Mr. Piëch, who will turn 80 on April 17, is regarded as an automotive genius who oversaw Volkswagen’s rise to become the largest carmaker in Europe by far.
At the same time, Mr. Piëch’s dictatorial management style is often seen as a contributing factor in the emissions cheating scandal that has embroiled the company since late 2015. Mr. Piëch has not been directly implicated in the scandal, but he was known for dismissing or sidelining executives who did not meet his high expectations, possibly motivating some of them to resort to deception when they discovered in 2006 that Volkswagen diesel cars could not legally meet American emissions standards.
The scandal has cost Volkswagen tens of billions of dollars in legal settlements and fines and focused attention on the controlling families, all of whom are descendants of Ferdinand Porsche, who designed the Volkswagen Beetle for Adolf Hitler.
The Piëch and the Porsche families have been reluctant to appoint outsiders to positions in top management at Volkswagen, opening the company to criticism that it remains dominated by people who were in positions of power as the wrongdoing was unfolding.

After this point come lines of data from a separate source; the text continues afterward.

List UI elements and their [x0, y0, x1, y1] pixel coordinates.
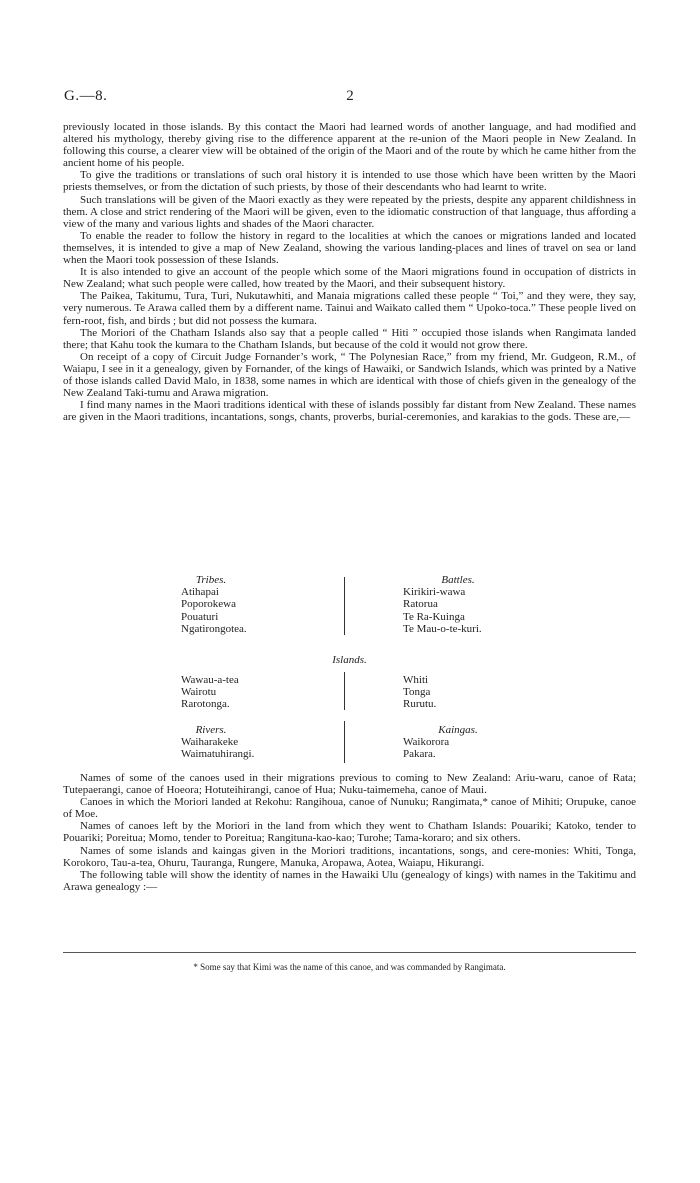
paragraph: It is also intended to give an account of the people which some of the Maori migrations found in occupation of districts in New Zealand; what such people were called, how treated by the Maori, and their subsequent history. [63, 266, 636, 291]
list-item: Rarotonga. [181, 698, 230, 711]
list-item: Wawau-a-tea [181, 674, 239, 686]
paragraph: previously located in those islands. By this contact the Maori had learned words of another language, and had modified and altered his mythology, thereby giving rise to the difference apparent at the re-union of the Maori people in New Zealand. In following this course, a clearer view will be obtained of the origin of the Maori and of the route by which he came hither from the ancient home of his people. [63, 121, 636, 170]
paragraph: To enable the reader to follow the history in regard to the localities at which the canoes or migrations landed and located themselves, it is intended to give a map of New Zealand, showing the various landing-places and lines of travel on sea or land when the Maori took possession of these Islands. [63, 229, 636, 267]
paragraph: The Moriori of the Chatham Islands also say that a people called “ Hiti ” occupied those islands when Rangimata landed there; that Kahu took the kumara to the Chatham Islands, but because of the cold it would not grow there. [63, 326, 636, 351]
list-item: Kirikiri-wawa [403, 586, 466, 599]
list-item: Waimatuhirangi. [181, 748, 255, 761]
footnote: * Some say that Kimi was the name of this canoe, and was commanded by Rangimata. [193, 962, 506, 972]
list-item: Wairotu [181, 686, 217, 699]
battles-heading: Battles. [441, 574, 475, 586]
footnote-divider [63, 952, 636, 953]
list-item: Poporokewa [181, 598, 236, 611]
list-item: Rurutu. [403, 698, 437, 711]
body-text-upper [63, 121, 636, 423]
column-divider [344, 721, 345, 763]
page-header [64, 88, 636, 112]
column-divider [344, 577, 345, 635]
islands-right-column [403, 674, 583, 711]
kaingas-column [403, 724, 583, 761]
document-reference: G.—8. [64, 88, 108, 104]
paragraph: On receipt of a copy of Circuit Judge Fornander’s work, “ The Polynesian Race,” from my friend, Mr. Gudgeon, R.M., of Waiapu, I see in it a genealogy, given by Fornander, of the kings of Hawaiki, or Sandwich Islands, which was printed by a Native of those islands called David Malo, in 1838, some names in which are identical with those of chiefs given in the genealogy of the New Zealand Taki-tumu and Arawa migration. [63, 350, 636, 400]
list-item: Pakara. [403, 748, 436, 761]
islands-left-column [181, 674, 341, 711]
kaingas-heading: Kaingas. [438, 724, 478, 736]
list-item: Atihapai [181, 586, 219, 599]
paragraph: The following table will show the identity of names in the Hawaiki Ulu (genealogy of kings) with names in the Takitimu and Arawa genealogy :— [63, 868, 636, 893]
paragraph: Names of canoes left by the Moriori in the land from which they went to Chatham Islands: Pouariki; Katoko, tender to Pouariki; Poreitua; Momo, tender to Poreitua; Rangituna-kao-kao; Turohe; Tama-koraro; and six others. [63, 820, 636, 845]
body-text-lower [63, 772, 636, 893]
list-item: Whiti [403, 674, 429, 686]
paragraph: Canoes in which the Moriori landed at Rekohu: Rangihoua, canoe of Nunuku; Rangimata,* canoe of Mihiti; Orupuke, canoe of Moe. [63, 796, 636, 821]
page-number: 2 [346, 88, 354, 104]
list-item: Pouaturi [181, 610, 219, 623]
list-item: Waikorora [403, 736, 450, 749]
list-item: Ngatirongotea. [181, 622, 247, 635]
islands-heading: Islands. [332, 654, 367, 666]
paragraph: Names of some of the canoes used in their migrations previous to coming to New Zealand: Ariu-waru, canoe of Rata; Tutepaerangi, canoe of Hoeora; Hotuteihirangi, canoe of Hua; Nuku-taimemeha, canoe of Maui. [63, 772, 636, 797]
tribes-column [181, 574, 341, 635]
tribes-heading: Tribes. [195, 574, 227, 586]
paragraph: I find many names in the Maori traditions identical with these of islands possibly far distant from New Zealand. These names are given in the Maori traditions, incantations, songs, chants, proverbs, burial-ceremonies, and karakias to the gods. These are,— [63, 399, 636, 424]
paragraph: Names of some islands and kaingas given in the Moriori traditions, incantations, songs, and cere-monies: Whiti, Tonga, Korokoro, Tau-a-tea, Ohuru, Tauranga, Rungere, Manuka, Aropawa, Aotea, Waiapu, Hikurangi. [63, 844, 636, 869]
list-item: Tonga [403, 686, 431, 699]
paragraph: To give the traditions or translations of such oral history it is intended to use those which have been written by the Maori priests themselves, or from the dictation of such priests, by those of their descendants who had learnt to write. [63, 169, 636, 194]
rivers-column [181, 724, 341, 761]
list-item: Ratorua [403, 598, 438, 611]
rivers-heading: Rivers. [195, 724, 227, 736]
column-divider [344, 672, 345, 710]
paragraph: Such translations will be given of the Maori exactly as they were repeated by the priests, despite any apparent childishness in them. A close and strict rendering of the Maori will be given, even to the idiomatic construction of that language, thus affording a view of the many and various lights and shades of the Maori character. [63, 193, 636, 230]
battles-column [403, 574, 583, 635]
list-item: Te Mau-o-te-kuri. [403, 622, 482, 635]
list-item: Te Ra-Kuinga [403, 610, 465, 623]
paragraph: The Paikea, Takitumu, Tura, Turi, Nukutawhiti, and Manaia migrations called these people “ Toi,” and they were, they say, very numerous. Te Arawa called them by a different name. Tainui and Waikato called them “ Upoko-toca.” These people lived on fern-root, fish, and birds ; but did not possess the kumara. [63, 290, 636, 327]
list-item: Waiharakeke [181, 736, 239, 749]
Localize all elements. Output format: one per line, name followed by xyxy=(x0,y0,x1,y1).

The management of the holding company and Volkswagen are closely intertwined. Hans Dieter Pötsch, chairman of the Volkswagen supervisory board, is also chairman of the Porsche Holding management board. Matthias Müller, the chief executive of Volkswagen, is a member of the Porsche Holding management board. Another member of the holding company’s board is Manfred Döss, Volkswagen’s chief counsel and the person who has overseen efforts to contain the myriad legal challenges that arose from the scandal.
Mr. Piëch will retain a small stake in Porsche Holding, but he is unlikely to play an active role in Volkswagen, a company that sometimes seemed to be practically created in his image.
Mr. Piëch will remain a member of the Porsche Holding supervisory board at least until the transfer of shares is complete, the company said. It did not say how much the other members of the family were paying for his shares.
After joining Volkswagen’s Audi unit as a junior executive in the 1970s, Mr. Piëch rose to become chief of the brand and established it as a rival to Mercedes-Benz and BMW. He became chief executive of Volkswagen in 1993 and led the company from the brink of bankruptcy to dominance of the European car market and near parity with Toyota, which competes with Volkswagen for the title of world’s largest automaker.
Mr. Piëch was also a force in the development of diesel for passenger cars. Diesel engines offered better fuel economy than gasoline motors but also produced more nitrogen oxide emissions, a major component of smog. As emissions standards became more stringent, Volkswagen engineers struggled to build compliant engines.
In 2006, according to admissions the company has made in court, Volkswagen decided to install software in cars sold in the United States that could sense when official tests were underway and temporarily activate equipment to control emissions. The equipment was not capable of meeting pollution standards during regular driving. The authoritarian, unforgiving company culture that Mr. Piëch created is seen as one of the elements that led Volkswagen employees to cheat.
Mr. Piëch became the chairman of Volkswagen’s supervisory board in 2002 after retiring as chief executive, but he was forced out in 2015, a few months before the emissions cheating became public.
A grandson of Ferdinand Porsche, Mr. Piëch has had tense relations with other members of the family for decades, and his departure could make it easier to achieve harmony and pave the way for a younger generation to assume more influence.
The sale of Mr. Piëch’s share is likely to provoke speculation that he might invest the money in some other way in order to retain influence in the industry to which he has devoted his life. Mr. Piëch has given no public indication of what he might do with the money.